Member of Parliament, Rajya Sabha
- In office 10 April 2008 – 9 April 2020
- Succeeded by: Sumer Singh Solanki
- Constituency: Madhya Pradesh

President of Bharatiya Janata Party, Madhya Pradesh
- In office 8 May 2010 – 16 December 2012
- Preceded by: Narendra Singh Tomar
- Succeeded by: Narendra Singh Tomar

Personal details
- Born: 4 June 1957 Darbhanga, Bihar, India
- Died: 26 July 2024 (aged 67) Delhi, India
- Political party: Bharatiya Janata Party
- Spouse: Ranjana Jha ​(m. 1986)​
- Children: 2 sons
- Parents: Paneshwar Jha (father); Amarawati Devi (mother);
- Education: B.Sc, M.A. (Political Science), LL.B
- Alma mater: Maharani Laxmi Bai Govt. College of Excellence
- Profession: Journalist, writer, columnist, politician

= Prabhat Jha (politician) =

Indian politician (1957–2024)

Prabhat Jha (4 June 1957 – 26 July 2024) was an Indian politician. He had been a member of the Rajya Sabha from Madhya Pradesh state in India. He was the Madhya Pradesh Bharatiya Janata Party President in 2010 until December 2012. He was the National Vice President of the Bharatiya Janata Party.

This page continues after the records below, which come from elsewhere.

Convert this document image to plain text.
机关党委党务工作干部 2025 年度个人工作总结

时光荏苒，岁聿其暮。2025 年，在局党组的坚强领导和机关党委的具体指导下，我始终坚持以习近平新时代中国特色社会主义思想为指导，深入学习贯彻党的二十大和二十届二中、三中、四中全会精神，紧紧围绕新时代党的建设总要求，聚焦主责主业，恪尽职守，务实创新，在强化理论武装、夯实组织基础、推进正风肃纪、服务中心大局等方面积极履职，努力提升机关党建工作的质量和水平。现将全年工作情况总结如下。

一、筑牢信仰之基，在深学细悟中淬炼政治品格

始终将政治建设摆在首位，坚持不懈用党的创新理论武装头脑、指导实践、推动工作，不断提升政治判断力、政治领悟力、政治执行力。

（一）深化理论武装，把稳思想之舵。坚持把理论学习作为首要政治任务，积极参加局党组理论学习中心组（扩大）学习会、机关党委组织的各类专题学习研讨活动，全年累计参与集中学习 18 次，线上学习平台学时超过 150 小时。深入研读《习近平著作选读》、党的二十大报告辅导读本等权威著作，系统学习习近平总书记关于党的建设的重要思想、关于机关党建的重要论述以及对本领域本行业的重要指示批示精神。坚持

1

Jha was also editor of BJP mouthpiece Kamal Sandesh.

==Biography==
Jha was born in Hariharpur, Darbhanga district, Bihar. He did his schooling from Gwalior, Madhya Pradesh India. He was a journalist before entering politics.

Jha was married to Ranjana Jha and they had two sons. He died in Delhi on 26 July 2024, at the age of 67.